Na última temporada, os zumbis voltaram a ter mais destaque, já que os dramas humanos ficaram mais dosados. Resta esperar fevereiro chegar para a saudade não acabar com a gente…

BREAKING BAD
 
 
Todo professor de química deve ter parado para prestar atenção no burburinho desta série (ou nas piadas que podem ter sofrido) graças a Walter White, interpretado por Bryan Cranston. Quem? "Say my name!" Opa, Heisenberg! Depois de cinco anos, Breaking Bad despediu-se de nós em grande estilo.
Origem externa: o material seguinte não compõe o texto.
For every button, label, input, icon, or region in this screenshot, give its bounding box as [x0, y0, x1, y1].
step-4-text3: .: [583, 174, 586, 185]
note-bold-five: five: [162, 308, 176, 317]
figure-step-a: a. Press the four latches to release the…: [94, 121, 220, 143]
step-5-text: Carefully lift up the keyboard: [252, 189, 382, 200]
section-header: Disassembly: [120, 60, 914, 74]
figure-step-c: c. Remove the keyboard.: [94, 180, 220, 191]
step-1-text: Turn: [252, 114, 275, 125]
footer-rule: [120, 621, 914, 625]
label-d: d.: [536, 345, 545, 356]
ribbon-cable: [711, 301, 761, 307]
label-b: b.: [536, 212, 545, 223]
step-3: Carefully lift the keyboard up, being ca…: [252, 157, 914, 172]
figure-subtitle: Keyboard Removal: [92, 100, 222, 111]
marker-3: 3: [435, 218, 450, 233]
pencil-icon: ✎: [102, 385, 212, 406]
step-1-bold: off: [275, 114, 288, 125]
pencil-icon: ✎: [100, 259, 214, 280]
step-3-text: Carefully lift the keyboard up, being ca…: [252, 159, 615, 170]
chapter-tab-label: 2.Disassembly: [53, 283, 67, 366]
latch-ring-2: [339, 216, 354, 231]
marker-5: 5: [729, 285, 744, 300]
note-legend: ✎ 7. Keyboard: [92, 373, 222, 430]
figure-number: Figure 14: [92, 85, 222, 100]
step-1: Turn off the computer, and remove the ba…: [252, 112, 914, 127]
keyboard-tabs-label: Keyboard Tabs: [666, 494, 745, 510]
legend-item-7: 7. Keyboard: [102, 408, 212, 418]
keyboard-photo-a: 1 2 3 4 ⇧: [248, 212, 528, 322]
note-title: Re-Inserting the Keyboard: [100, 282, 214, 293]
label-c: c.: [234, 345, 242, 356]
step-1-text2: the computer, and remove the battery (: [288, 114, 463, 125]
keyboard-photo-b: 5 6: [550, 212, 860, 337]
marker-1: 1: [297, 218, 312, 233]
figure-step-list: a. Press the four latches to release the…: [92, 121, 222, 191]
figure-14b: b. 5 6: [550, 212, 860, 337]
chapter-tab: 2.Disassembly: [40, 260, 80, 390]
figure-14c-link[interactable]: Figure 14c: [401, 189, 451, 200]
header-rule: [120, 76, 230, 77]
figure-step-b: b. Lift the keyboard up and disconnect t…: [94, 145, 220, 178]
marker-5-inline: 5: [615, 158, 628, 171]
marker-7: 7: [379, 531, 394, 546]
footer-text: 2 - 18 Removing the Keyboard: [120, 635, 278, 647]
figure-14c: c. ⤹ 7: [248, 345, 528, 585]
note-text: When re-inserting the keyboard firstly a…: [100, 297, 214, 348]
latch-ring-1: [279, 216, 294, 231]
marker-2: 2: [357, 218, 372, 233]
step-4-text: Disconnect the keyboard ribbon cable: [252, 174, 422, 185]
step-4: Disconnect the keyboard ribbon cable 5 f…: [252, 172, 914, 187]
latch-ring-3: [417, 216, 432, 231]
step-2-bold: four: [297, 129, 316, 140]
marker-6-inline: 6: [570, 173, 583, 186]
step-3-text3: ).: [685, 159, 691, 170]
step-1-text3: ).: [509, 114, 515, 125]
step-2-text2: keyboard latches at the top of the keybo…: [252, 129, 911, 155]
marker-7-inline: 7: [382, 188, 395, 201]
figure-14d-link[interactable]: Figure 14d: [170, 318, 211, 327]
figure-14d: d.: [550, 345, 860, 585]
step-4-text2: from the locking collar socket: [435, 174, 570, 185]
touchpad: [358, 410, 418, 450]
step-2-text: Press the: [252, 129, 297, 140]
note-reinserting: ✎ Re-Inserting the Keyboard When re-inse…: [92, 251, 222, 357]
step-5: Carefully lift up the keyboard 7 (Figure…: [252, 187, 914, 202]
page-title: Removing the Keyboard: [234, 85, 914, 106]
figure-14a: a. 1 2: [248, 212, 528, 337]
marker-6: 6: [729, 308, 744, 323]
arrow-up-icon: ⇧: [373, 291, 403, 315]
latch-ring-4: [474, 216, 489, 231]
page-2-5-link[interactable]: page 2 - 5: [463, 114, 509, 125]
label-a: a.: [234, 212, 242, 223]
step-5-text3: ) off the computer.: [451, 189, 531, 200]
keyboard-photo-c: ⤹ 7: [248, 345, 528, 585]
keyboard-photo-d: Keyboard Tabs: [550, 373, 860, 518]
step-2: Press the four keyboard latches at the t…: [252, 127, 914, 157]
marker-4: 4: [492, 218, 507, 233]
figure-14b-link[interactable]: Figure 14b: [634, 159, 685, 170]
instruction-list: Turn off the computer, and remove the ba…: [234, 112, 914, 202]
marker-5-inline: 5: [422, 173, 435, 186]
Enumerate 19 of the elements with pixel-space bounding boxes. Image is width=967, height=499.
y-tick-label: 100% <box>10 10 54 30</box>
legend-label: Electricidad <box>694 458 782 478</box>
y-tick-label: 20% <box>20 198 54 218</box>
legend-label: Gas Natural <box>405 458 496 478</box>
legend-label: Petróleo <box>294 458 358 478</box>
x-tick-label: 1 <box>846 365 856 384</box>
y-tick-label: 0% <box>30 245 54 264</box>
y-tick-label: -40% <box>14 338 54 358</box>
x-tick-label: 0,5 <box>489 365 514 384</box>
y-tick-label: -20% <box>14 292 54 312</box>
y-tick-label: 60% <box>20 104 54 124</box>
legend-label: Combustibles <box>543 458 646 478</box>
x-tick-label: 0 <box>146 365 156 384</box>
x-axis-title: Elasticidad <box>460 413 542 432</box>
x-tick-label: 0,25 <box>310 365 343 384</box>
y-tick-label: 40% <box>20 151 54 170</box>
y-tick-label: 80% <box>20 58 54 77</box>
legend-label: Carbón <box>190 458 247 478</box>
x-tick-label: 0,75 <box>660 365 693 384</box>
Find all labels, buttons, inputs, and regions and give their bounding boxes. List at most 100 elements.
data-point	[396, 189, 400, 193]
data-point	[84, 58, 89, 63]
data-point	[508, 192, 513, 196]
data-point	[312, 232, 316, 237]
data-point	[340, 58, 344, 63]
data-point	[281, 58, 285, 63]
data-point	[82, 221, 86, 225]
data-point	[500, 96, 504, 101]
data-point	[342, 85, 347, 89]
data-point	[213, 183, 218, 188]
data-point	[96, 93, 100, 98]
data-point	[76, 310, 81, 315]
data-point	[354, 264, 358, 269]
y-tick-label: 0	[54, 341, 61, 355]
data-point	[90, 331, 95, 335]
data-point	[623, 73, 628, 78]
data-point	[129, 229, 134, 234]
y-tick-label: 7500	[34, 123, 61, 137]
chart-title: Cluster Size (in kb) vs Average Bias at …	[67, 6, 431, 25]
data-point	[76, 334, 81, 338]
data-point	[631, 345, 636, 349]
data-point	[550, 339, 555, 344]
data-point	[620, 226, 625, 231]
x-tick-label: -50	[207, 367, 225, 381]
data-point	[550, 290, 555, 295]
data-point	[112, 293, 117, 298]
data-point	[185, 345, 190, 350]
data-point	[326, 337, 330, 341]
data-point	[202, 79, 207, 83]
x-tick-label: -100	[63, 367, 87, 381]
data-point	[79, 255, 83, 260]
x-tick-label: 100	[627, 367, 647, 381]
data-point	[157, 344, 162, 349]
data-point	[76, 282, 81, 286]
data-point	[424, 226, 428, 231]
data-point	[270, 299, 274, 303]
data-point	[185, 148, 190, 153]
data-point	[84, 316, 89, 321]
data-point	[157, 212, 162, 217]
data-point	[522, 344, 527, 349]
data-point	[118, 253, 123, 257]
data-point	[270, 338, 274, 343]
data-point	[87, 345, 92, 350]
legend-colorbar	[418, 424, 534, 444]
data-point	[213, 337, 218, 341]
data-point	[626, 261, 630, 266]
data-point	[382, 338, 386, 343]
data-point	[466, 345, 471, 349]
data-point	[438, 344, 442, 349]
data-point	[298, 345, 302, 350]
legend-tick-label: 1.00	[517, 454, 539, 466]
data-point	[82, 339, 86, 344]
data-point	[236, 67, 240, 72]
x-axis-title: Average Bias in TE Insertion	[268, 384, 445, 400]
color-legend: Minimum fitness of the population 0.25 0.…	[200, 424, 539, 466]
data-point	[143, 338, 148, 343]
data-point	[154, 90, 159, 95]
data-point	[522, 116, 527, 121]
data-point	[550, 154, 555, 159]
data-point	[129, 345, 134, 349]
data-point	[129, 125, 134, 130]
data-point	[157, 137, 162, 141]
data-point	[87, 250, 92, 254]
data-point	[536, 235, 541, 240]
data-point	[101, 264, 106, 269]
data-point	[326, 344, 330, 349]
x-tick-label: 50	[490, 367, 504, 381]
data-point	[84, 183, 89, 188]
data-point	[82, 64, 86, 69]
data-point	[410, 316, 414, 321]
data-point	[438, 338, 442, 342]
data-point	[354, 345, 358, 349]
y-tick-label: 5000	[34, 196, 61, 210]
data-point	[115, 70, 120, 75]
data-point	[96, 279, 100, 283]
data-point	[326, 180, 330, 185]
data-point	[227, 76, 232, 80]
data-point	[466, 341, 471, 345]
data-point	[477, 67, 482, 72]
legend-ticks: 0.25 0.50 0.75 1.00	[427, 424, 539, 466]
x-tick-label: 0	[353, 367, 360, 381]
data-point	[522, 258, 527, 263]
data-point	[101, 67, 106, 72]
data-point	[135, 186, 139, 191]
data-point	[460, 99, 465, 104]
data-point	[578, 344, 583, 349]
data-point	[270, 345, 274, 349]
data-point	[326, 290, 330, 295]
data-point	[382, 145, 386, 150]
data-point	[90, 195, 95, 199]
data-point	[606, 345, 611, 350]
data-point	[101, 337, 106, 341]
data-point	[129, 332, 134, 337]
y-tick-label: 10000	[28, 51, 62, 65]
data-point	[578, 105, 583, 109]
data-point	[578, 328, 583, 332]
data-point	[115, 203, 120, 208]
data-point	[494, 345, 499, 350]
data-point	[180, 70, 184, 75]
Gravada no Novo México, contou para nós a história de um professor de química do ensino médio pouco apreciado, entediado e cheio de problemas – entre eles um câncer –, que apela para um plano insano de narcotráfico com um ex-aluno rebelde, Jesse Pinkman (Aaron Paul).
 
Tentei iniciar essa série umas três vezes, bem antes de ela cair com força no gosto do público. Admito que não me ganhou de cara, mas basta chegar à primeira atitude extrema do Sr. White para você pular do sofá gritando “Olha o doido!” ou algo do gênero.
 
Dona de bordões que ficaram na mente dos fãs, a atração deixou saudade e uma vaga difícil de ser preenchida pelas futuras séries do estilo.
 
BATES MOTEL
 

 
Pode-se dizer que esta foi uma boa surpresa para 2013. Quando soube da premissa, fiquei com o pé atrás, achando que estragariam a pérola de Alfred Hitchcock – sim, Bates Motel é inspirada no filme Psicose. Acabei dando uma chance e não me arrependi!
 
A adaptação ficou bastante fiel, e é inacreditável como eles conseguiram manter a estética da casa e do hotel da família Bates. Vera Farmiga aparece como Norma Louise Bates, a mãe resiliente, complicada e emocionalmente complexa – além de "dodói da batatinha" (pessoas que não giram bem das ideias), há quem diga. Como filho "prodígio", aparece Freddie Highmore, que saiu de Willy Wonka para vir pirar no vínculo intenso com a mãe e pegadinhas que sua mente começa a pregar conforme ele vai se adaptando ao lugar.
Tensão psicológica, suspense e reviravoltas é o que você vai encontrar quando “se hospedar” nesta série.